Поднимаясь к Измайлову, Рылеев повстречался на лестнице с пехотным поручиком Родзянкой, поэтом, которого он уже один раз видел у Александра Ефимовича. Поручик поклонился. Рылеев ответил кивком, и они разошлись. Рылееву показалось, что во взгляде поручика было какое-то смущение. Но в следующее же мгновение и поручик, и его взгляд позабылись, Рылеев вошел в квартиру, снял шубу.
— Кто там? — послышался голос Измайлова из комнат.
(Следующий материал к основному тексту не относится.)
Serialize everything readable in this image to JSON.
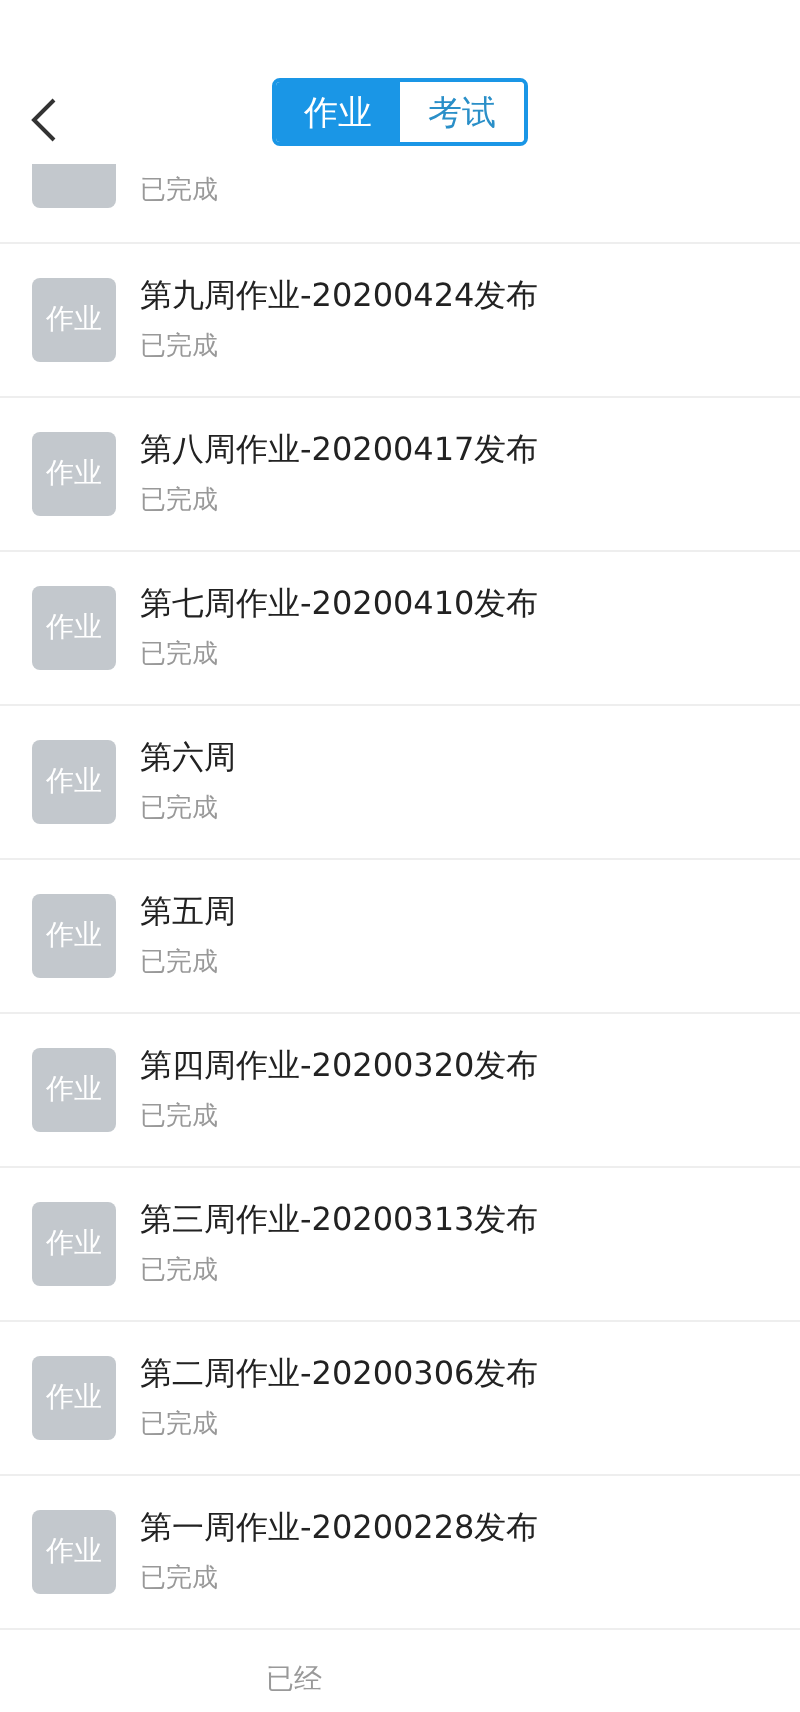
{
  "header": {
    "tabs": [
      {
        "label": "作业",
        "selected": true
      },
      {
        "label": "考试",
        "selected": false
      }
    ]
  },
  "assignments": [
    {
      "status": "已完成"
    },
    {
      "badge": "作业",
      "title": "第九周作业-20200424发布",
      "status": "已完成"
    },
    {
      "badge": "作业",
      "title": "第八周作业-20200417发布",
      "status": "已完成"
    },
    {
      "badge": "作业",
      "title": "第七周作业-20200410发布",
      "status": "已完成"
    },
    {
      "badge": "作业",
      "title": "第六周",
      "status": "已完成"
    },
    {
      "badge": "作业",
      "title": "第五周",
      "status": "已完成"
    },
    {
      "badge": "作业",
      "title": "第四周作业-20200320发布",
      "status": "已完成"
    },
    {
      "badge": "作业",
      "title": "第三周作业-20200313发布",
      "status": "已完成"
    },
    {
      "badge": "作业",
      "title": "第二周作业-20200306发布",
      "status": "已完成"
    },
    {
      "badge": "作业",
      "title": "第一周作业-20200228发布",
      "status": "已完成"
    }
  ],
  "footer": "已经"
}
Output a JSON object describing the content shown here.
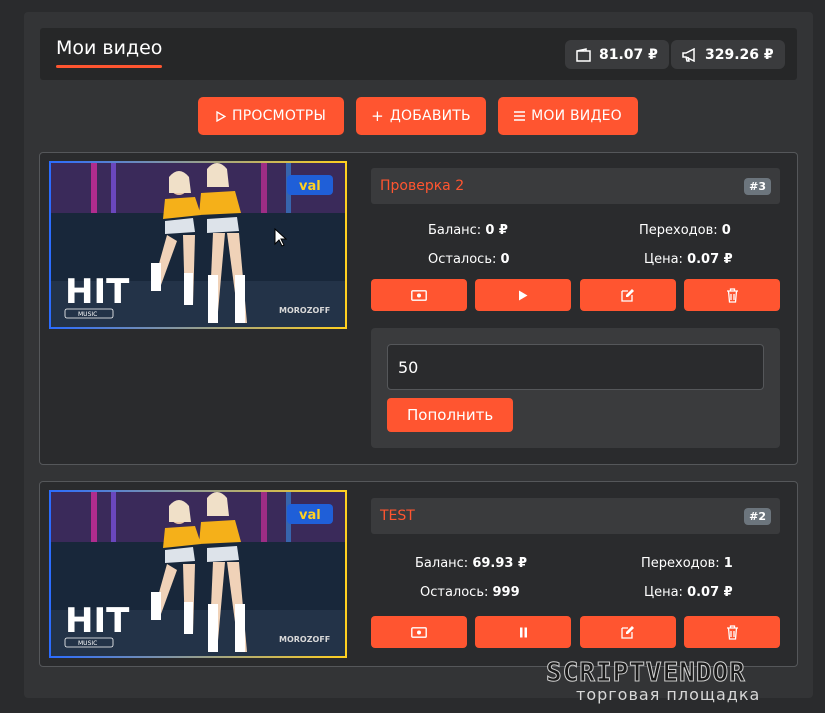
{
  "header": {
    "title": "Мои видео",
    "wallet_balance": "81.07 ₽",
    "ad_balance": "329.26 ₽"
  },
  "toolbar": {
    "views_label": "ПРОСМОТРЫ",
    "add_label": "ДОБАВИТЬ",
    "my_videos_label": "МОИ ВИДЕО"
  },
  "videos": [
    {
      "title": "Проверка 2",
      "id": "#3",
      "balance_label": "Баланс:",
      "balance": "0 ₽",
      "clicks_label": "Переходов:",
      "clicks": "0",
      "remaining_label": "Осталось:",
      "remaining": "0",
      "price_label": "Цена:",
      "price": "0.07 ₽",
      "thumb_logo": "HIT",
      "thumb_music": "MUSIC",
      "thumb_brand": "MOROZOFF",
      "thumb_tag": "val",
      "state": "stopped"
    },
    {
      "title": "TEST",
      "id": "#2",
      "balance_label": "Баланс:",
      "balance": "69.93 ₽",
      "clicks_label": "Переходов:",
      "clicks": "1",
      "remaining_label": "Осталось:",
      "remaining": "999",
      "price_label": "Цена:",
      "price": "0.07 ₽",
      "thumb_logo": "HIT",
      "thumb_music": "MUSIC",
      "thumb_brand": "MOROZOFF",
      "thumb_tag": "val",
      "state": "playing"
    }
  ],
  "topup": {
    "amount": "50",
    "button_label": "Пополнить"
  },
  "watermark": {
    "brand": "SCRIPTVENDOR",
    "subtitle": "торговая площадка"
  },
  "colors": {
    "accent": "#ff5530",
    "background": "#2a2b2d",
    "panel": "#333436"
  },
  "icons": [
    "wallet-icon",
    "megaphone-icon",
    "play-outline-icon",
    "plus-icon",
    "list-icon",
    "cash-icon",
    "play-icon",
    "pause-icon",
    "edit-icon",
    "trash-icon"
  ]
}
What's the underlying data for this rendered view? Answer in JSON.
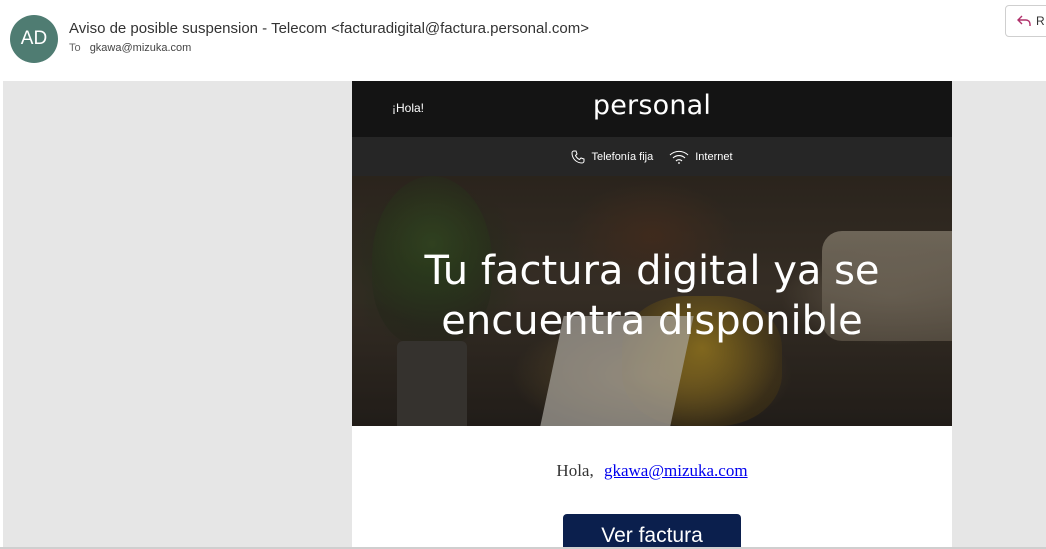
{
  "message": {
    "avatar_initials": "AD",
    "subject_line": "Aviso de posible suspension - Telecom <facturadigital@factura.personal.com>",
    "to_label": "To",
    "to_address": "gkawa@mizuka.com",
    "reply_label": "R"
  },
  "email": {
    "greeting_top": "¡Hola!",
    "brand": "personal",
    "nav": [
      {
        "label": "Telefonía fija",
        "icon": "phone-icon"
      },
      {
        "label": "Internet",
        "icon": "wifi-icon"
      }
    ],
    "hero_title_line1": "Tu factura digital ya se",
    "hero_title_line2": "encuentra disponible",
    "greeting_prefix": "Hola,",
    "greeting_email": "gkawa@mizuka.com",
    "cta_label": "Ver factura"
  },
  "colors": {
    "avatar": "#4f7c72",
    "topbar": "#141414",
    "navbar": "#262626",
    "cta": "#0b1f4d",
    "link": "#0000ee"
  }
}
— Это я, Александр Ефимович! — отозвался Рылеев и торопливо шагнул из передней. — Вот, принес вам подарочек: вышел «Невский зритель» с «Временщиком»!
Но когда он переступил порог кабинета, то увидел, что Измайлов, стоя возле стола, держит в руках этот же нумер журнала, против него на диване сидят Дельвиг и Сниткин.
— А мы как раз говорили тут про вашу сатиру и про вас, — сказал Измайлов. — В напечатанном-то виде оно представляется еще острее, чем в рукописи…
— Так это и хорошо! — воскликнул Рылеев.
— Кабы передо мной была возможность поразить Нерона или Тита, — проговорил Дельвиг, — то я бы вонзил меч в Тита, а Нерон нашел бы себе смерть и без меня…
— Что ты болтаешь! — с упреком прервал его Измайлов. — Подобные разговоры в настоящее время и глупы, и опасны!
Только после окрика Измайлова Рылеев уловил связь слов Дельвига с предыдущим разговором: Нероном сейчас часто называли Аракчеева, а с Титом — римским императором, по словам древнего историка, «любовью и утешением рода человеческого», во многих верноподданических одах сравнивали императора Александра.
Измайлов повернулся к Рылееву и продолжал с тем же упреком:
— Чего же тут хорошего? Изображение слишком уж верно. Вы понимаете, против кого вы восстали? Младенец против великана!
— С юридической точки зрения, ни в словах барона Антона Антоновича, ни в стихах Кондратия Федоровича никакого преступления найти невозможно, — тихим бесстрастным голосом произнес Сниткин, — поскольку в них не названо по имени никакое конкретное частное или должностное лицо, которое могло бы счесть себя оскорбленным.
Измайлов махнул рукой:
— А-а, что тут говорить! Какая у нас юридическая точка зрения, когда правосудие, — он хмыкнул, — сбежало. У нас все возможно! Может быть, пронесет… Может быть, не заметят…
— Я бы предпочел, чтобы заметили, — сказал Рылеев, — а там по пословице: «Что ни будет, то будет, а будет то, что бог даст».
Аракчеев получил письмо от императора по поводу бунта в Семеновском полку.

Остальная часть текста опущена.